Владимир вылез из люка, закрыл крышку.

— Ступай к Валентине Никифоровне, заждалась уже, наверное.

— А что ты о следах думаешь?

— Показалось тебе…

— Дед, ты не видел. Четкие следы.

— Значит хозяин приходил.

— Ой, ты опять за своё. Вот только этого не надо… Наслушался я ещё в детстве сказок твоих.

— Не хочешь мою версию услышать… Так ступай по своим делам. Мне тут тоже разговоры разводить некогда. Буду картошку варить.

* * *

Когда Владимир вернулся домой, у деда был готов обед.

— Вовремя поспел. Молодец. Ну, и чего там?

Владимир ухмыльнулся и задал вопрос:

— И чего это ты мне не сказал, что помощь уже оказал? Напортачил и помалкивает…

— А чего не так?

— Деревня ты, дед, отсталая. Разве так с пластиковыми лыжами обращаются… хорошо ещё, что не просмолил… Ну, твоя версия произошедшего, слушаю.

— Валентина часов в восемь утра прибежала, говорит, что ты обещал зайти и помочь разобраться с мазями для новых лыж её внучка.

— Да, я обещал, но мы на конкретное время не договаривались.

— Форс, этот как его, мажорный, произошёл. Ну, такая ситуация, как помнишь в фильме. Недавно с тобой смотрели, и ты тогда мне ещё про эти обстоятельства объяснял.

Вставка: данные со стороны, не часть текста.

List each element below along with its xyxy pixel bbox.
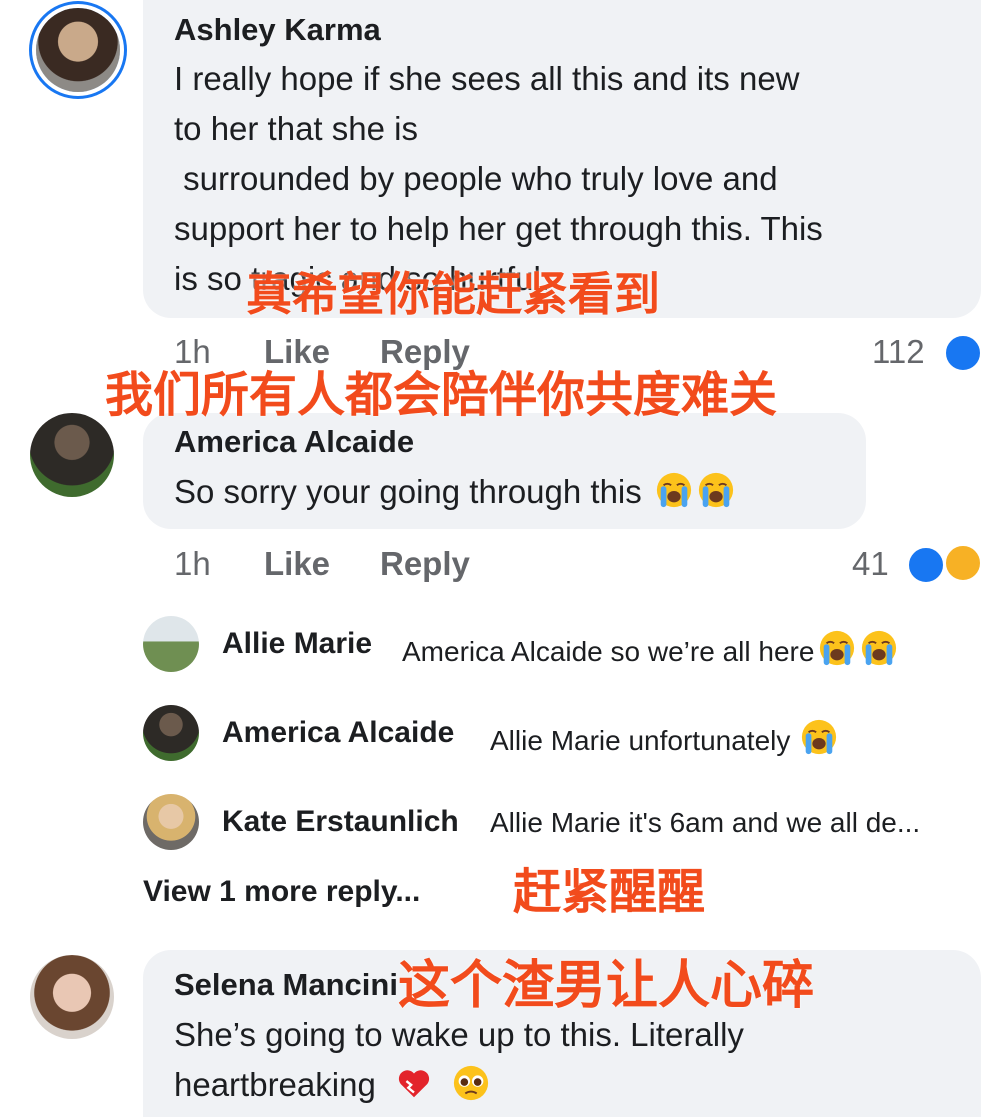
reply-text: Allie Marie unfortunately — [490, 718, 838, 757]
reply-author[interactable]: America Alcaide — [222, 716, 454, 750]
crying-emoji-icon — [697, 471, 735, 509]
avatar[interactable] — [30, 955, 114, 1039]
comment-text: So sorry your going through this — [174, 467, 735, 517]
heart-emoji-icon — [395, 1064, 433, 1102]
crying-emoji-icon — [800, 718, 838, 756]
like-button[interactable]: Like — [264, 545, 330, 583]
reply-text: Allie Marie it's 6am and we all de... — [490, 807, 921, 838]
like-reaction-icon — [943, 333, 981, 373]
avatar[interactable] — [143, 616, 199, 672]
reaction-count[interactable]: 41 — [852, 545, 889, 583]
avatar[interactable] — [143, 705, 199, 761]
reaction-count[interactable]: 112 — [872, 333, 925, 371]
overlay-caption: 真希望你能赶紧看到 — [246, 267, 660, 321]
like-reaction-icon — [906, 545, 946, 585]
crying-emoji-icon — [818, 629, 856, 667]
pleading-face-emoji-icon — [452, 1064, 490, 1102]
care-reaction-icon — [943, 543, 981, 583]
crying-emoji-icon — [655, 471, 693, 509]
reply-author[interactable]: Kate Erstaunlich — [222, 805, 459, 839]
comment-text-line: surrounded by people who truly love and — [174, 160, 778, 197]
avatar[interactable] — [143, 794, 199, 850]
comment-text-line: to her that she is — [174, 110, 418, 147]
comment-text-line: I really hope if she sees all this and i… — [174, 60, 800, 97]
crying-emoji-icon — [860, 629, 898, 667]
comment-author[interactable]: Ashley Karma — [174, 12, 381, 48]
overlay-caption: 赶紧醒醒 — [513, 864, 706, 920]
reply-text-body: America Alcaide so we’re all here — [402, 636, 815, 667]
reply-text: America Alcaide so we’re all here — [402, 629, 898, 668]
comment-text-body: heartbreaking — [174, 1066, 376, 1103]
reply-text-body: Allie Marie unfortunately — [490, 725, 791, 756]
reply-button[interactable]: Reply — [380, 545, 470, 583]
overlay-caption: 我们所有人都会陪伴你共度难关 — [105, 367, 778, 423]
avatar[interactable] — [36, 8, 120, 92]
comment-author[interactable]: America Alcaide — [174, 424, 414, 460]
comment-text-body: So sorry your going through this — [174, 473, 642, 510]
comment-text-line: heartbreaking — [174, 1060, 490, 1110]
comment-author[interactable]: Selena Mancini — [174, 967, 398, 1003]
comment-time: 1h — [174, 545, 211, 582]
view-more-replies-link[interactable]: View 1 more reply... — [143, 875, 420, 909]
overlay-caption: 这个渣男让人心碎 — [398, 956, 815, 1016]
comment-text-line: support her to help her get through this… — [174, 210, 823, 247]
avatar[interactable] — [30, 413, 114, 497]
reply-author[interactable]: Allie Marie — [222, 627, 372, 661]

— Понятно. Поконкретней, дедуля.

— У Илюхи оказывается в десять утра, именно сегодня в субботу, соревнования на первенство школы. Он хоть и шестиклассник, ты же знаешь, любому старшекласснику фору даст. Потому что, как только ходить научился, сразу на лыжи встал. А вопрос у него был: «Какой мазью лыжи намазать? Лыжи новые, не спортить бы». До этого у него деревянные были, так он про них всё знал. Я пошёл. Делов-то, лыжи намазать… Выбрал мазь по температуре и намазал.

— Всю лыжину?

— А как же… и носки. А потом, как положено пробкой растёр. Часиков в двенадцать смотрю, Валя в магазин идёт. Вышел и спросил об Илюшке. Она и сообщила, что последним он пришёл. Все в недоумении были. Учитель физкультуры лыжи осмотрел и сказал, что с мазью что-то не то.

— Да, дед, не то. Ты, когда мазал, хоть читал, для чего она?

— Там мелко написано… а температура крупно проставлена. Не мог я ошибиться. Сегодня минус десять градусов.

— Дед, ты хоть слышал, что для лыж, кроме мазей скольжения, есть и мази удержания, и мажут их только под колодку, чтобы лыжа обратно не проскальзывала. А мазями скольжения пластиковые лыжи вообще не мажут, они итак хорошо скользят.

— Откуда я мог знать, я на лыжах лет пятьдесят не катался, и вблизи их столько же лет не видел. Раньше-то мазали.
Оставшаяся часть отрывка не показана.